Allerdings dürfte sich die Freude darüber bei gar manchem Fondsmanager und Vermögensverwalter in Grenzen halten, hinkt dem breiten Markt doch gnadenlos hinterher, wer keine Valoren von Nestlé, Roche und Novartis im Portefeuille hat – oder den drei Indexschwergewichten bloss ein unterdurchschnittliches Gewicht beimisst.

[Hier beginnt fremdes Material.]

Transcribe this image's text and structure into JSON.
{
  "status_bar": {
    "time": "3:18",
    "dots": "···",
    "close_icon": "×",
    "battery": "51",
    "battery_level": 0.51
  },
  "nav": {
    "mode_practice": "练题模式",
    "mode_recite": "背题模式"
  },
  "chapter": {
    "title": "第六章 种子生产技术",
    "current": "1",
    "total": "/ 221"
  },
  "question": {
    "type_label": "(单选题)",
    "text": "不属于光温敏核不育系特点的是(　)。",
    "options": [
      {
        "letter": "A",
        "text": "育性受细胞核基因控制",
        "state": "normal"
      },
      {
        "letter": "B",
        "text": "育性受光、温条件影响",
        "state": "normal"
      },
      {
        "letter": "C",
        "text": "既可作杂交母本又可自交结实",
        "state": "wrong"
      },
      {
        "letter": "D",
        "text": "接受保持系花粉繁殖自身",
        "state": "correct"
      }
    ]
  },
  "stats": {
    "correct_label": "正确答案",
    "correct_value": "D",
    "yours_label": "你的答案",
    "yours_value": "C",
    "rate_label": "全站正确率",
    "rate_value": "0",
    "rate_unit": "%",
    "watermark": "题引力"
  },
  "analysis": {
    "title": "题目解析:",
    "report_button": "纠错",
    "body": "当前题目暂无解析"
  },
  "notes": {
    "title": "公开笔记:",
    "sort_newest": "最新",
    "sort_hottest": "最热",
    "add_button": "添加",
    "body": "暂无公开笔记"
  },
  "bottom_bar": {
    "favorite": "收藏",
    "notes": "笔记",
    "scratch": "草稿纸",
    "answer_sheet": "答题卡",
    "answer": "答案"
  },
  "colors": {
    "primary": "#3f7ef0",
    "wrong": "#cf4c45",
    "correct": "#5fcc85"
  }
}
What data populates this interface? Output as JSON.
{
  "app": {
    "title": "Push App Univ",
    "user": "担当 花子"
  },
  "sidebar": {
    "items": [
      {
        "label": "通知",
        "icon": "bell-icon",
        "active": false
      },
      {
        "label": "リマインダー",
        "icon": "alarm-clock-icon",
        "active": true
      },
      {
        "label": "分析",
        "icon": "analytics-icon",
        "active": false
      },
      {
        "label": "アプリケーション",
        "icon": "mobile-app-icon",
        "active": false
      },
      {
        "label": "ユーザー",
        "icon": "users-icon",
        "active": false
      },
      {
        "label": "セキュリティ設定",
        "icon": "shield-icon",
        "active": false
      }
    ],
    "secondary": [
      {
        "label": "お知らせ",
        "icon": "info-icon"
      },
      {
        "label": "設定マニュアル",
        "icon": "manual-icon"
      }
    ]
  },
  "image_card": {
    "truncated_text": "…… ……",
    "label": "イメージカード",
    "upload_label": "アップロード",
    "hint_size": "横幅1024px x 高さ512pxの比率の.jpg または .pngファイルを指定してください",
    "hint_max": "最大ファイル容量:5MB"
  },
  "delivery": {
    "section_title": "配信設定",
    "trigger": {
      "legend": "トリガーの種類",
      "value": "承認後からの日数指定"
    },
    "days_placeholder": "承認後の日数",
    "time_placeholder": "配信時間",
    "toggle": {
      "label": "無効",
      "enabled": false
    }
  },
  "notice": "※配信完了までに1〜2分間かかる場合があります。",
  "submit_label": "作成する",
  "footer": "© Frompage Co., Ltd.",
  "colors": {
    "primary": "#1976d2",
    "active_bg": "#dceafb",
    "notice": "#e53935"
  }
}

Als Fondsmanager oder Vermögensverwalter den Schweizer Aktienmarkt zu schlagen war in den letzten Jahren eigentlich gar nicht mal so schwierig – sofern man denn frei in seiner Titelwahl war. Das Erfolgsrezept schien denkbar einfach: Man mache einen grossen Bogen um die genauso "trägen" wie auch "langweiligen" Valoren von Nestlé, Roche und Novartis und setze stattdessen auf jene aufstrebender Wachstumsunternehmen wie etwa Straumann oder die Partners Group. So überraschte nicht, dass die hiesigen Indexschwergewichte ein Mauerblümchen-Dasein fristeten und gleichzeitig Millionen und Abermillionen in die Aktien von Straumann, Partners Group und Co flossen.
Bilanz der letzten Jahre
Jahr | Aktienfavoriten | SPI |
2013 | +40,1 Prozent | +23,9 Prozent |
2014 | +11,4 Prozent | +15,2 Prozent |
2015 | + 4,1 Prozent | + 2,4 Prozent |
2016 | - 3,7 Prozent | - 1,7 Prozent |
2017 | +23,6 Prozent | +20,1 Prozent |
2018 | - 19,1 Prozent | - 8,8 Prozent |
2019 | +25,4 Prozent | +30,6 Prozent |
2020 | + 9,8 Prozent | + 3,1 Prozent |
2021 | +10,0 Prozent | +23,4 Prozent |
2022* | - 6,6 Prozent | - 5,7 Prozent |
* Kurse vom 29. April 2022
Doch damit scheint nun Schluss. Nicht nur, dass die Indexschwergewichte in den letzten Wochen ihre Muskeln spielen liessen – vielmehr sind die Aktien vieler der zuvor frenetisch gefeierten Wachstumsunternehmen weit oben auf der diesjährigen Verliererliste zu finden. Das entbehrt nicht einer gehörigen Portion Ironie.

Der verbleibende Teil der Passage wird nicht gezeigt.